David and his legacy will remain a treasured part of my life’s story, survived by his tremendous loyalty, his intuitive quest for fairness, his unique ability to challenge those around him to be better, and his relentless dedication to encouraging and showing love to those around him.
On the soccer field, David was fiercely loyal. If a member of the other team took a cheap shot at one of us or fouled us too hard… he better watch out - David was coming. A yellow card or a stern talking to from Coach was an acceptable price for David to pay to make sure that the other team knew, and that we knew: He had our back. We followed suit, all had each other’s backs. Knock one of us down? Expect to get knocked down in return. Fair game. David made sure of that.
At the same time, David was a gracious competitor, an honorable opponent, and a fair friend. If David knocked someone from the other team down on accident, he would apologize and help them up. David made sure we all knew you can’t chirp at the other team when we’re losing, but he was the master of all shit talk when we were winning. When our friend punched a hole in a wall, David made sure everyone knew that he would be paying for it. Fair game.

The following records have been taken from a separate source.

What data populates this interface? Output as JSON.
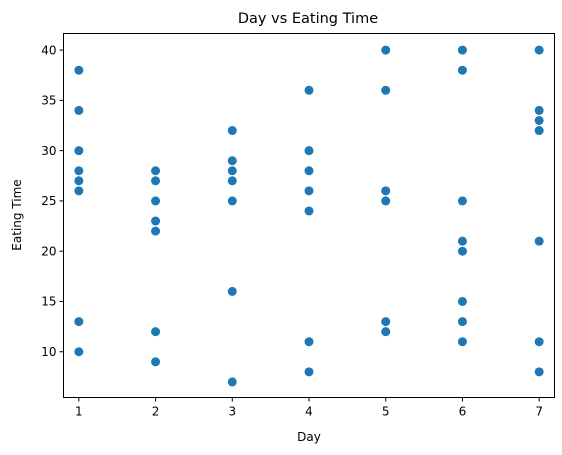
{
  "chart_data": {
    "type": "scatter",
    "title": "Day vs Eating Time",
    "xlabel": "Day",
    "ylabel": "Eating Time",
    "xlim": [
      0.8,
      7.2
    ],
    "ylim": [
      5.45,
      41.65
    ],
    "xticks": [
      1,
      2,
      3,
      4,
      5,
      6,
      7
    ],
    "yticks": [
      10,
      15,
      20,
      25,
      30,
      35,
      40
    ],
    "grid": false,
    "color": "#1f77b4",
    "series": [
      {
        "points": [
          [
            1,
            38
          ],
          [
            1,
            34
          ],
          [
            1,
            30
          ],
          [
            1,
            28
          ],
          [
            1,
            27
          ],
          [
            1,
            26
          ],
          [
            1,
            13
          ],
          [
            1,
            10
          ],
          [
            2,
            28
          ],
          [
            2,
            27
          ],
          [
            2,
            25
          ],
          [
            2,
            23
          ],
          [
            2,
            22
          ],
          [
            2,
            12
          ],
          [
            2,
            9
          ],
          [
            3,
            32
          ],
          [
            3,
            29
          ],
          [
            3,
            28
          ],
          [
            3,
            27
          ],
          [
            3,
            25
          ],
          [
            3,
            16
          ],
          [
            3,
            7
          ],
          [
            4,
            36
          ],
          [
            4,
            30
          ],
          [
            4,
            28
          ],
          [
            4,
            26
          ],
          [
            4,
            24
          ],
          [
            4,
            11
          ],
          [
            4,
            8
          ],
          [
            5,
            40
          ],
          [
            5,
            36
          ],
          [
            5,
            26
          ],
          [
            5,
            25
          ],
          [
            5,
            13
          ],
          [
            5,
            12
          ],
          [
            6,
            40
          ],
          [
            6,
            38
          ],
          [
            6,
            25
          ],
          [
            6,
            21
          ],
          [
            6,
            20
          ],
          [
            6,
            15
          ],
          [
            6,
            13
          ],
          [
            6,
            11
          ],
          [
            7,
            40
          ],
          [
            7,
            34
          ],
          [
            7,
            33
          ],
          [
            7,
            32
          ],
          [
            7,
            21
          ],
          [
            7,
            11
          ],
          [
            7,
            8
          ]
        ]
      }
    ]
  }
}
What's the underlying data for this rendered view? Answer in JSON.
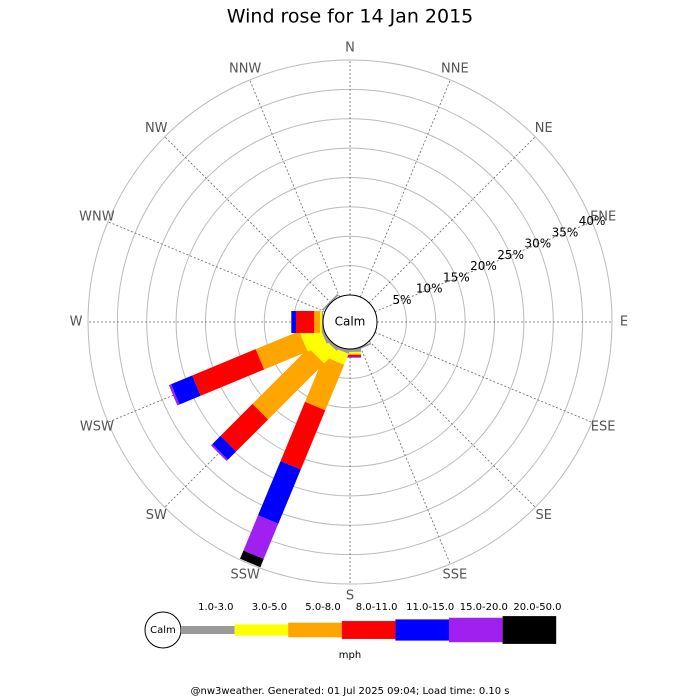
{
  "chart_data": {
    "type": "wind_rose",
    "title": "Wind rose for 14 Jan 2015",
    "directions": [
      "N",
      "NNE",
      "NE",
      "ENE",
      "E",
      "ESE",
      "SE",
      "SSE",
      "S",
      "SSW",
      "SW",
      "WSW",
      "W",
      "WNW",
      "NW",
      "NNW"
    ],
    "center_label": "Calm",
    "rlim": [
      0,
      40
    ],
    "rticks": [
      {
        "value": 5,
        "label": "5%"
      },
      {
        "value": 10,
        "label": "10%"
      },
      {
        "value": 15,
        "label": "15%"
      },
      {
        "value": 20,
        "label": "20%"
      },
      {
        "value": 25,
        "label": "25%"
      },
      {
        "value": 30,
        "label": "30%"
      },
      {
        "value": 35,
        "label": "35%"
      },
      {
        "value": 40,
        "label": "40%"
      }
    ],
    "legend_unit": "mph",
    "footer": "@nw3weather. Generated: 01 Jul 2025 09:04; Load time: 0.10 s",
    "series": [
      {
        "name": "1.0-3.0",
        "color": "#999999",
        "values": [
          0,
          0,
          0,
          0,
          0,
          0,
          0,
          0.3,
          0.5,
          0.5,
          0.5,
          0.5,
          0.2,
          0,
          0.3,
          0
        ]
      },
      {
        "name": "3.0-5.0",
        "color": "#ffff00",
        "values": [
          0,
          0,
          0,
          0,
          0,
          0,
          0,
          0,
          0.3,
          2,
          3,
          3.5,
          0.3,
          0,
          0,
          0
        ]
      },
      {
        "name": "5.0-8.0",
        "color": "#ffa500",
        "values": [
          0,
          0,
          0,
          0,
          0,
          0,
          0,
          0,
          0.2,
          8.4,
          13.5,
          8,
          1,
          0,
          0,
          0
        ]
      },
      {
        "name": "8.0-11.0",
        "color": "#ff0000",
        "values": [
          0,
          0,
          0,
          0,
          0,
          0,
          0,
          0,
          0.3,
          10.9,
          7.7,
          11.7,
          3.1,
          0,
          0,
          0
        ]
      },
      {
        "name": "11.0-15.0",
        "color": "#0000ff",
        "values": [
          0,
          0,
          0,
          0,
          0,
          0,
          0,
          0,
          0.1,
          10,
          2,
          3.9,
          0.8,
          0,
          0,
          0
        ]
      },
      {
        "name": "15.0-20.0",
        "color": "#a020f0",
        "values": [
          0,
          0,
          0,
          0,
          0,
          0,
          0,
          0,
          0.1,
          6.5,
          0.3,
          0.4,
          0,
          0,
          0,
          0
        ]
      },
      {
        "name": "20.0-50.0",
        "color": "#000000",
        "values": [
          0,
          0,
          0,
          0,
          0,
          0,
          0,
          0,
          0,
          1.5,
          0,
          0,
          0,
          0,
          0,
          0
        ]
      }
    ]
  }
}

David was the one who brought energy to our daily warmups - always calling us each out by name to do “One More” rep. One warmup drill involved jumping and bumping shoulders against each other, like going up for a header. Whoever was going against David best get ready, because David was going to swing out wide, get a running start and jump and hit you hard. Only a few people on the team would go against him. To do so was an act of courage. With small things like this, David set the standard. If you weren’t performing, David usually didn’t hesitate to let you know. This tough love drove me to be better, I’m sure others would say the same. The way that he shouted “One More” will always keep me moving forward.

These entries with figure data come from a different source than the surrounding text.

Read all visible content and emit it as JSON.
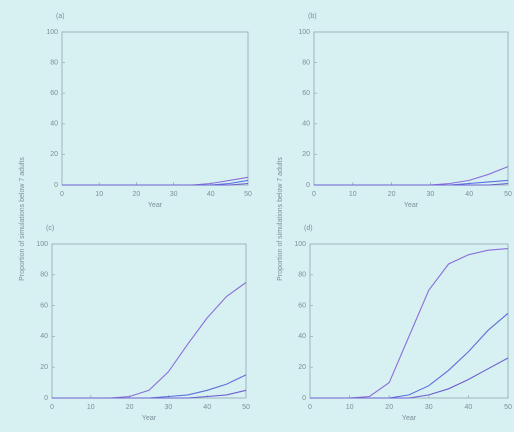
{
  "chart_data": [
    {
      "type": "line",
      "label": "(a)",
      "xlabel": "Year",
      "xlim": [
        0,
        50
      ],
      "xticks": [
        0,
        10,
        20,
        30,
        40,
        50
      ],
      "ylim": [
        0,
        100
      ],
      "yticks": [
        0,
        20,
        40,
        60,
        80,
        100
      ],
      "x": [
        0,
        5,
        10,
        15,
        20,
        25,
        30,
        35,
        40,
        45,
        50
      ],
      "series": [
        {
          "color": "#8a6fd8",
          "values": [
            0,
            0,
            0,
            0,
            0,
            0,
            0,
            0,
            1,
            3,
            5
          ]
        },
        {
          "color": "#5a6fe0",
          "values": [
            0,
            0,
            0,
            0,
            0,
            0,
            0,
            0,
            0,
            1,
            3
          ]
        },
        {
          "color": "#6c5fd0",
          "values": [
            0,
            0,
            0,
            0,
            0,
            0,
            0,
            0,
            0,
            0,
            1
          ]
        }
      ]
    },
    {
      "type": "line",
      "label": "(b)",
      "xlabel": "Year",
      "xlim": [
        0,
        50
      ],
      "xticks": [
        0,
        10,
        20,
        30,
        40,
        50
      ],
      "ylim": [
        0,
        100
      ],
      "yticks": [
        0,
        20,
        40,
        60,
        80,
        100
      ],
      "x": [
        0,
        5,
        10,
        15,
        20,
        25,
        30,
        35,
        40,
        45,
        50
      ],
      "series": [
        {
          "color": "#8a6fd8",
          "values": [
            0,
            0,
            0,
            0,
            0,
            0,
            0,
            1,
            3,
            7,
            12
          ]
        },
        {
          "color": "#5a6fe0",
          "values": [
            0,
            0,
            0,
            0,
            0,
            0,
            0,
            0,
            1,
            2,
            3
          ]
        },
        {
          "color": "#6c5fd0",
          "values": [
            0,
            0,
            0,
            0,
            0,
            0,
            0,
            0,
            0,
            0,
            1
          ]
        }
      ]
    },
    {
      "type": "line",
      "label": "(c)",
      "xlabel": "Year",
      "ylabel": "Proportion of simulations below 7 adults",
      "xlim": [
        0,
        50
      ],
      "xticks": [
        0,
        10,
        20,
        30,
        40,
        50
      ],
      "ylim": [
        0,
        100
      ],
      "yticks": [
        0,
        20,
        40,
        60,
        80,
        100
      ],
      "x": [
        0,
        5,
        10,
        15,
        20,
        25,
        30,
        35,
        40,
        45,
        50
      ],
      "series": [
        {
          "color": "#8a6fd8",
          "values": [
            0,
            0,
            0,
            0,
            1,
            5,
            17,
            35,
            52,
            66,
            75
          ]
        },
        {
          "color": "#5a6fe0",
          "values": [
            0,
            0,
            0,
            0,
            0,
            0,
            1,
            2,
            5,
            9,
            15
          ]
        },
        {
          "color": "#6c5fd0",
          "values": [
            0,
            0,
            0,
            0,
            0,
            0,
            0,
            0,
            1,
            2,
            5
          ]
        }
      ]
    },
    {
      "type": "line",
      "label": "(d)",
      "xlabel": "Year",
      "ylabel": "Proportion of simulations below 7 adults",
      "xlim": [
        0,
        50
      ],
      "xticks": [
        0,
        10,
        20,
        30,
        40,
        50
      ],
      "ylim": [
        0,
        100
      ],
      "yticks": [
        0,
        20,
        40,
        60,
        80,
        100
      ],
      "x": [
        0,
        5,
        10,
        15,
        20,
        25,
        30,
        35,
        40,
        45,
        50
      ],
      "series": [
        {
          "color": "#8a6fd8",
          "values": [
            0,
            0,
            0,
            1,
            10,
            40,
            70,
            87,
            93,
            96,
            97
          ]
        },
        {
          "color": "#5a6fe0",
          "values": [
            0,
            0,
            0,
            0,
            0,
            2,
            8,
            18,
            30,
            44,
            55
          ]
        },
        {
          "color": "#6c5fd0",
          "values": [
            0,
            0,
            0,
            0,
            0,
            0,
            2,
            6,
            12,
            19,
            26
          ]
        }
      ]
    }
  ]
}
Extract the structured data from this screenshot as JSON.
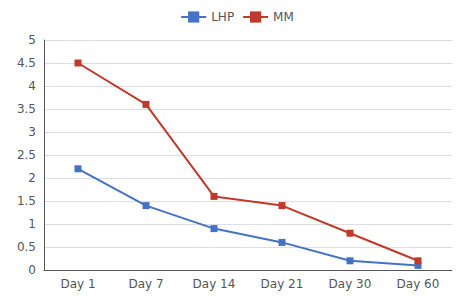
{
  "chart_data": {
    "type": "line",
    "categories": [
      "Day 1",
      "Day 7",
      "Day 14",
      "Day 21",
      "Day 30",
      "Day 60"
    ],
    "series": [
      {
        "name": "LHP",
        "color": "#4472C4",
        "values": [
          2.2,
          1.4,
          0.9,
          0.6,
          0.2,
          0.1
        ]
      },
      {
        "name": "MM",
        "color": "#C0392B",
        "values": [
          4.5,
          3.6,
          1.6,
          1.4,
          0.8,
          0.2
        ]
      }
    ],
    "ylim": [
      0,
      5
    ],
    "yticks": [
      0,
      0.5,
      1,
      1.5,
      2,
      2.5,
      3,
      3.5,
      4,
      4.5,
      5
    ],
    "grid": true,
    "legend": "top",
    "marker": "square"
  }
}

David remembered the details of each of his teammate’s successes with uncanny precision. On the team bus ride home, David would stand, leaned over the back of his seat like a train conductor, shouting acknowledgements and enthusiastically praising every moment from the game where one of us made a great move, a great pass, or a great save. Every great play, no matter how consequential, David would usually remember. He would often spend hours on the bus ride home highlighting each other’s victories, no matter how small. This encouragement drove us all to be better and the team had a culture of positive encouragement no matter the situation. David was a big reason for that.
Beyond his physical strength, brilliant footwork, and raw talent on the soccer field, David was a fearless friend who was always up for anything, always happy to listen and talk, adventurous, and the life of the party. David had a knack for appreciating and noticing the wonder in the little things. Frequently we would sit on the bus or plane together and just look out the window and remark about how wildly profound *insert whatever we were perceiving at the moment* truly was. The fact that that we were driving through a canyon, carved by a river over millions of years. The fact that we were born when and where we were born, instead of being born to some other family in some other time and place. The fact that we were there together now, doing whatever it was we were doing. Being together with David was to find novelty and share appreciation.
David was extremely good at expressing gratitude and letting his love for the people around him come to life in a very physical tangible sense. Aside from frequent airport cuddle puddles, I will always remember David for the way he made sure to shake EVERYONE’s hand, dap them up, or give them a hug when he rolled up to soccer practice or any social gathering. Even when you didn’t ask for it, if he knew you needed it, David would come give you a hug that lasted a few seconds longer than expected. David never hesitated to say “I love you.” I will always remember David for his readiness to show love to his friends and family.